2. The most rapidly growing categories are social networking, blogging, and user-generated content.

3. Remember that the base of this growth is small. While the marketers in this sample all come from companies with at least 250 people, three quarters of them are still spending $100,000 or less on these social technology projects. This is a drop in the bucket compared to other marketing expenditures.

This has reinforced what I’m hearing out there anecdotally, which is an awful lot of marketers asking for (and paying for) advice on this topic.

What’s driving this? As the executive summary of the report says:

These inexpensive tools can quickly get marketing messages out through interactive discussion and rapid word of mouth, and properly managed, can deliver measurable results.

The report includes recommendations for marketers. Here are some for my blog readers:

•If you are a marketer interested in social media, use these stats to get a realistic budget, then concentrate on measuring the results of your efforts to prove they work. Don’t dabble; dabblers will see their budgets cut. Social media playtime is over.

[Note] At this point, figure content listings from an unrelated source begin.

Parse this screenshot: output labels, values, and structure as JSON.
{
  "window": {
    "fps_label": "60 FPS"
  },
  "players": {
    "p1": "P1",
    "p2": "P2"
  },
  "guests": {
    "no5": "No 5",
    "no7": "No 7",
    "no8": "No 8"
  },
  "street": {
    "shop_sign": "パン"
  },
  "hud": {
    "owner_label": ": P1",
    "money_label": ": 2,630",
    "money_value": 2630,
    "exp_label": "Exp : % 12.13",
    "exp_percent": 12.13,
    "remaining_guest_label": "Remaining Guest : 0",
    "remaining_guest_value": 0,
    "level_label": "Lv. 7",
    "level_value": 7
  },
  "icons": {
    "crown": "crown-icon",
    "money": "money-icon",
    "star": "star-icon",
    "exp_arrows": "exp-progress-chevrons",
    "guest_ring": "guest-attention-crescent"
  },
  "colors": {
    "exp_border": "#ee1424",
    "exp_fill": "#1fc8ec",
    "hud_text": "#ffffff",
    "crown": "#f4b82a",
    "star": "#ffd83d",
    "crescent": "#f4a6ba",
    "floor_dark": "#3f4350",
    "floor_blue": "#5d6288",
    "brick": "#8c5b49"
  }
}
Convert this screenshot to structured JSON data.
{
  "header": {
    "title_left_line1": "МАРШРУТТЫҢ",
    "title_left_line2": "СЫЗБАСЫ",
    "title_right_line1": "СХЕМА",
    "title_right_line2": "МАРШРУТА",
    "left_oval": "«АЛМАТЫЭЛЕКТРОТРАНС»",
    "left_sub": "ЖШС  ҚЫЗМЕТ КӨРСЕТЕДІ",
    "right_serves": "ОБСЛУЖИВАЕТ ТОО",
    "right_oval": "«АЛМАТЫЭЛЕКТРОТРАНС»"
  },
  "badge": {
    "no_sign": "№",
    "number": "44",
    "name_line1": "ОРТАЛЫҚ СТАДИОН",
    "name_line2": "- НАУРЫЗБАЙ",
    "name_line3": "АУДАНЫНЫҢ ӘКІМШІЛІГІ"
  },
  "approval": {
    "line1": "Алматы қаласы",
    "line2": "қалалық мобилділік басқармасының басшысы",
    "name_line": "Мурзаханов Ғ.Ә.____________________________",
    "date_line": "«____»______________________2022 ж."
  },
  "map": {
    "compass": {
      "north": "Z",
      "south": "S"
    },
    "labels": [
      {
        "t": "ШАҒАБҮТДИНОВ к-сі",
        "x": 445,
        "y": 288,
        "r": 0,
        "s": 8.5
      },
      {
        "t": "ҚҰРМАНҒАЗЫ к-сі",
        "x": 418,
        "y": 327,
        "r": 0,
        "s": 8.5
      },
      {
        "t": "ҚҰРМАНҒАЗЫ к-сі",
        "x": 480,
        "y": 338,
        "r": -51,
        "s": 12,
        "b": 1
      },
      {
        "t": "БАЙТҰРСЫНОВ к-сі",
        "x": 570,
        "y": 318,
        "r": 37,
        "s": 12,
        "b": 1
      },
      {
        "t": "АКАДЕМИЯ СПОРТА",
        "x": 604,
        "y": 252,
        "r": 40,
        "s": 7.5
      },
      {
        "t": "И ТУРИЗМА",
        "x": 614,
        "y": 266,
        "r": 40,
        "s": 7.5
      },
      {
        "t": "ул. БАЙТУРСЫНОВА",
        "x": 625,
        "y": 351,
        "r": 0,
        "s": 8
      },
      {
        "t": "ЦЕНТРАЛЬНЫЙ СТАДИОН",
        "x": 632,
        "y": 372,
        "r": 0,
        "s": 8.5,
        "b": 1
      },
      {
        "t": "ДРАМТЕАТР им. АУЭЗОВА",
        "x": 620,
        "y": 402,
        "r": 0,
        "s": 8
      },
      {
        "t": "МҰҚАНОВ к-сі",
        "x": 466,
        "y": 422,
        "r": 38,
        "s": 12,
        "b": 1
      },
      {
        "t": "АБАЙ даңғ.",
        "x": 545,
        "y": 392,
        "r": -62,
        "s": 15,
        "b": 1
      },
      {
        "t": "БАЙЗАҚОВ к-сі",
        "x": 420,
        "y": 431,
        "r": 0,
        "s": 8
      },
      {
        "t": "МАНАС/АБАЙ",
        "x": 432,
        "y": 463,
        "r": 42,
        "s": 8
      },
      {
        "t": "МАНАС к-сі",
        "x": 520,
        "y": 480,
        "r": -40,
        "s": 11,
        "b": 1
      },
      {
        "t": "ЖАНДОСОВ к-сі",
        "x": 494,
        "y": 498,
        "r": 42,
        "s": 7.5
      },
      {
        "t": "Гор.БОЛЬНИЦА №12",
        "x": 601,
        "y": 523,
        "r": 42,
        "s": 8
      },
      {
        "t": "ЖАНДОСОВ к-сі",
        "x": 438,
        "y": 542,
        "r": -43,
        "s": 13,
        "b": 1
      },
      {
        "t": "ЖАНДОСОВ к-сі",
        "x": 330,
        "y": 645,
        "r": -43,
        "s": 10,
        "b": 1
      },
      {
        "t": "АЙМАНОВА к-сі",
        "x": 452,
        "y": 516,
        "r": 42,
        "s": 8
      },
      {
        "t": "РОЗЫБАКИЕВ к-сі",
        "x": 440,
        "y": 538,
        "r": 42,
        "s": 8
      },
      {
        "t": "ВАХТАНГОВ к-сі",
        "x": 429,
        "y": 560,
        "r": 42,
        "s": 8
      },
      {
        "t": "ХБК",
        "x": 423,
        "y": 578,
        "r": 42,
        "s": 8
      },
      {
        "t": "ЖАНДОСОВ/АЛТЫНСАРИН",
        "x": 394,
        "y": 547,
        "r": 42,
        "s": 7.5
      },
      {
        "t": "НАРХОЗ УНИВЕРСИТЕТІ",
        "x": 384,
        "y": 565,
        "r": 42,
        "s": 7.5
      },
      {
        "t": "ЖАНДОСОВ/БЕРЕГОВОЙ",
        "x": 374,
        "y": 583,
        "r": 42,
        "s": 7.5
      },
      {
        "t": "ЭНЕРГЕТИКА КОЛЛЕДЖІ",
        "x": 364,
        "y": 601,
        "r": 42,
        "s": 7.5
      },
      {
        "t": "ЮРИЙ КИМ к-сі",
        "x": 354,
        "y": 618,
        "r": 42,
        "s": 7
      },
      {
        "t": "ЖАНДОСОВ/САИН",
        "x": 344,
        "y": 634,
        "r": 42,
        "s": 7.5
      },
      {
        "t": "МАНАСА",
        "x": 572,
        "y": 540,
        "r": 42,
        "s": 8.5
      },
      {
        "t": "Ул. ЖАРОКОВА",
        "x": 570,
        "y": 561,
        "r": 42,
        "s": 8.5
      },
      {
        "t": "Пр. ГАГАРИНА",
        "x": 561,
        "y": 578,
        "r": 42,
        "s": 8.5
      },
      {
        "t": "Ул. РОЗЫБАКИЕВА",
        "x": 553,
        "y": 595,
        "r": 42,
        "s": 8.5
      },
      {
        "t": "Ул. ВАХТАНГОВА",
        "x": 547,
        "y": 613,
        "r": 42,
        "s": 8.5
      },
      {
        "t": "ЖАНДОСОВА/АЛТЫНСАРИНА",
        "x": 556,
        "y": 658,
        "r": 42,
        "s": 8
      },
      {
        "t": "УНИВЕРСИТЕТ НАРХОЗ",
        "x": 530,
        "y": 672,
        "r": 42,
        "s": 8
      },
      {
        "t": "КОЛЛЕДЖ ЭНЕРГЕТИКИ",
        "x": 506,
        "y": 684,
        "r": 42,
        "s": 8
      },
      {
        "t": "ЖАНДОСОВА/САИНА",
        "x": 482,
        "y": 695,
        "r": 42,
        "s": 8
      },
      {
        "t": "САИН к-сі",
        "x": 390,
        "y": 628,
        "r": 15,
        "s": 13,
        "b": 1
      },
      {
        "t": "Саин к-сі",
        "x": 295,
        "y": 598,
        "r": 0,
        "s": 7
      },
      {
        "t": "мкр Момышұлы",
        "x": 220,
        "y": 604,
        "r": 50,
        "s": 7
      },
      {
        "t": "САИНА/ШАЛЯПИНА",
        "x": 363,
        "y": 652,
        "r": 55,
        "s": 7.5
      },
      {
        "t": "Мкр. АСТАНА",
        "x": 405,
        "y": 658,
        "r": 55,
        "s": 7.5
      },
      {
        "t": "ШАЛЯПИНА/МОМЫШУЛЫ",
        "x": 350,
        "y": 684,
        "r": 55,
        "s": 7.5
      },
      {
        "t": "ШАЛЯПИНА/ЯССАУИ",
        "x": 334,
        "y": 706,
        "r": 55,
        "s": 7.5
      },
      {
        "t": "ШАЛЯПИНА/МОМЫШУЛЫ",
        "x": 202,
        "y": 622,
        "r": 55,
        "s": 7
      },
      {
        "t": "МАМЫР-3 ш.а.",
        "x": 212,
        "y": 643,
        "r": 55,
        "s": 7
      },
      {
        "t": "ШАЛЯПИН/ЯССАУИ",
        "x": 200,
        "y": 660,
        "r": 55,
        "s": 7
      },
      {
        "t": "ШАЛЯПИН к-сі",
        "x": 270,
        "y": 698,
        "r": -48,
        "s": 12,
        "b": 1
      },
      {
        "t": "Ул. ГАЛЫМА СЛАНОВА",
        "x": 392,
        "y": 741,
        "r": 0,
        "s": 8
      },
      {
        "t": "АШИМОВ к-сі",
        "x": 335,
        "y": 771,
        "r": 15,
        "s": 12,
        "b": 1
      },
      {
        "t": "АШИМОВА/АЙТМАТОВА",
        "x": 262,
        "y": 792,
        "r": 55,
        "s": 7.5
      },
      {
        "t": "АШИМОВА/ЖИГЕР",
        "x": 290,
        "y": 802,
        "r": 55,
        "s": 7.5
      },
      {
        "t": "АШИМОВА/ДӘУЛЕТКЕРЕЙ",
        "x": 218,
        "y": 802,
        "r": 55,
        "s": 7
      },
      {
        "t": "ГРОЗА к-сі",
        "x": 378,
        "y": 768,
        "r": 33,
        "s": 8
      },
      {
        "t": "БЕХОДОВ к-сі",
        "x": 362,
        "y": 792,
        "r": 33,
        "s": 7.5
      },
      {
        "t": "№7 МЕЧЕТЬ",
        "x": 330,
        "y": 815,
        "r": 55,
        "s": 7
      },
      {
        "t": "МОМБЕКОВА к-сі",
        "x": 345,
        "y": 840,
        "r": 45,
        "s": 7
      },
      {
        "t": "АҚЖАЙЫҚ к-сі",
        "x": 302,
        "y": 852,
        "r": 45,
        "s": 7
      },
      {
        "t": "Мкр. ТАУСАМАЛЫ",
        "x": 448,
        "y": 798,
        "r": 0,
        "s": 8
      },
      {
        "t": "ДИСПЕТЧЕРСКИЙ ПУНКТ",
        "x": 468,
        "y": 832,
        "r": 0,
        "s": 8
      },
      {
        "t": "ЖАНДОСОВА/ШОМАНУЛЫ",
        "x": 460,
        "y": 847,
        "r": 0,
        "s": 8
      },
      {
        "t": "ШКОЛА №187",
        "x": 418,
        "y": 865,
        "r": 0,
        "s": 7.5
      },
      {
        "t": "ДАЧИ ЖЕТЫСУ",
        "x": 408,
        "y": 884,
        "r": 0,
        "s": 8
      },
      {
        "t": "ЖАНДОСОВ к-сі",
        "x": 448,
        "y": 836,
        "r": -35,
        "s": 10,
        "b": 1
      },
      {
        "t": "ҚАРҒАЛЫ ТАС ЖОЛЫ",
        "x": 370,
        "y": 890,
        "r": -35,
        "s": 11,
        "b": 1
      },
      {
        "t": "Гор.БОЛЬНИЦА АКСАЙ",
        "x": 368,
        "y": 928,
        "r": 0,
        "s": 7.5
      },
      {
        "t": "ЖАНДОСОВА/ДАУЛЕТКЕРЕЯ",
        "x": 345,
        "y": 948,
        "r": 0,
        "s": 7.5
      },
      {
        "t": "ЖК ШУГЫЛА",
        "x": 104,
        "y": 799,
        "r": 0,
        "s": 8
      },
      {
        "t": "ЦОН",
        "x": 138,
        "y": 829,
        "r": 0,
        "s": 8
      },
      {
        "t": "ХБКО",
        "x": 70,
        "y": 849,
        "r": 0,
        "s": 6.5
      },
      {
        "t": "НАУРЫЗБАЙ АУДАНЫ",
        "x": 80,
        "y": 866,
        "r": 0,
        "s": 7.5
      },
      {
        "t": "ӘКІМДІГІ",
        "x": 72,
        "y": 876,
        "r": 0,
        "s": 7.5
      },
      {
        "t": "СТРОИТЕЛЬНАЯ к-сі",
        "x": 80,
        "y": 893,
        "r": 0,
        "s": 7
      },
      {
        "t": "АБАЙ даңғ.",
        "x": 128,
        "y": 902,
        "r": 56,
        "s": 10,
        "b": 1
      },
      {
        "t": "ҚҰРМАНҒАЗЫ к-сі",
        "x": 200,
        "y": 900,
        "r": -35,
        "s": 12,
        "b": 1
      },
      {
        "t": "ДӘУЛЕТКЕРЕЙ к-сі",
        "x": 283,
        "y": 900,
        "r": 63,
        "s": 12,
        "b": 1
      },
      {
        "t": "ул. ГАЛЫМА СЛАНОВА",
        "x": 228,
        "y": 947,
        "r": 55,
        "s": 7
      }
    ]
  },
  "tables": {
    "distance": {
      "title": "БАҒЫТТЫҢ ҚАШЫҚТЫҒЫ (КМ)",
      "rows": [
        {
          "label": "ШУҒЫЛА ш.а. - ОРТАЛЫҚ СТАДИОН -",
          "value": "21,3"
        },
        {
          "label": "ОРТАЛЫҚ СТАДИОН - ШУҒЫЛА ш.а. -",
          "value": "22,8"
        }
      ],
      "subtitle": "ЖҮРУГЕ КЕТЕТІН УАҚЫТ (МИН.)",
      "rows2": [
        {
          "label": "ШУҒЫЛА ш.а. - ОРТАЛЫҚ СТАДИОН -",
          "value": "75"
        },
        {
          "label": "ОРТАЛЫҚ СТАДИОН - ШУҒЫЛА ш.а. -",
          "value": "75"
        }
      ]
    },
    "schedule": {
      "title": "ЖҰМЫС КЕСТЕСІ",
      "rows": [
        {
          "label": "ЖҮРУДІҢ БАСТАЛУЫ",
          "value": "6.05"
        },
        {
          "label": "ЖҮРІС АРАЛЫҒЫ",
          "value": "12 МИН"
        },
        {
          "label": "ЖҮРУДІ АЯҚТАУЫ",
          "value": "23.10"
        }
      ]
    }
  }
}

•If you are a consultant or recently laid off person, yes, this is a growth area. But it is one in which there are already an awful lot of experts. To become successful, concentrate on developing expertise in implementation, management, moderation, or measurement of social media efforts; that’s where the need appears to be, from the companies I speak with. In other words, social media playtime is over.

•If you are a technology vendor, case studies with proof of value will be far more effective than features, functions, and technology claims. If you can offer a consultative sale and handholding service, you’ll be a lot more likely to win clients and thrive in this space. Say it with me, now. Social media playtime is over.

Got it? What do you think? Is the recession halting social media efforts at your company, or encouraging them?